By Jack Kelly ‘21
It’s the week after the conference championship games, and it feels like the movie Groundhog Day. Tom Brady is headed to the Super Bowl for the tenth time in his 21 year career.
Though there aren’t many Tampa Bay Buccaneers fans roaming the halls on 99th and Pulaski, I do know quite a few Bears fans. And by that fact, I know there were a lot of Crusaders rooting for Brady as he took on Chicago Bears’ enemy Aaron Rodgers and the Green Bay Packers this Sunday.
It was a great game by all accounts. With 57 total points scored and 680 yards of total offense from both teams, even the most casual fan could have appreciated the matchup. It was one for the ages as two of the greatest quarterbacks of all time duked it out, but Brady reigned supreme as the Buccaneers won by a score of 31-26.
Senior Kevin Lynch said, “I honestly thought the Packers were going to run away with the game. I was shocked to see the Buccaneers win.”
Senior Joe McIntyre said, “I believe the Packers could have won if they didn’t have so many drops and fumbles.”
They are not alone in criticizing the Packers gameplay. After head coach Matt LaFleur kicked a field goal in the fourth quarter with only a few minutes remaining on the clock while down eight points, many took to social media to either vent their frustrations or express their confusion over the coach’s decision. To many Packer fans’ dismay, Aaron Rodgers was one of them. In his post-game press conference, Aaron revealed that it was not his choice to kick the field goal on that play, which has led many to speculate on whether or not Aaron has played his last game in Green Bay. Only time will tell, but it is starting to show signs of being an interesting offseason storyline as the 2020-2021 NFL season comes to a close.
Senior Sean Deane said, “I was really expecting a better performance from Aaron Rodgers and the Packers, but the Buccaneers defense was on an elite level that day. This is another example of why you should never rule out a Tom Brady led team in a playoff game.”

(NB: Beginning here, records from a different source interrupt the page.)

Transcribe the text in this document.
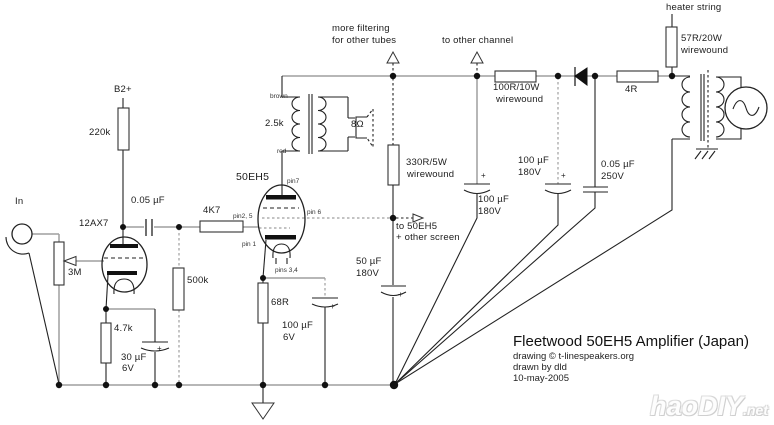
B2+
220k
In	0.05 µF
12AX7
3M
4K7
500k
4.7k
30 µF
6V
+
50EH5	pin7
pin 6
pin2, 5
pin 1
pins 3,4
68R
100 µF
6V
+
50 µF
180V
+
330R/5W
wirewound
to 50EH5
+ other screen
brown
red
2.5k	8Ω
more filtering
for other tubes	to other channel
100R/10W
wirewound
100 µF
180V
+
100 µF
180V	+
0.05 µF
250V
4R
heater string
57R/20W
wirewound
Fleetwood 50EH5 Amplifier (Japan)
drawing © t-linespeakers.org
drawn by dld
10-may-2005
haoDIY.net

Brady is accustomed to being bet against. As a sixth-round draft pick out of the University of Michigan, he has scratched and clawed for every accolade he has gotten in the NFL. Yet after ten Super Bowl appearances and six rings, people continue to doubt. You will undoubtedly see the same people find a way to criticize his greatness in the next two weeks as he prepares to take on the Kansas City Chiefs in Tampa on Feb. 7, 2020.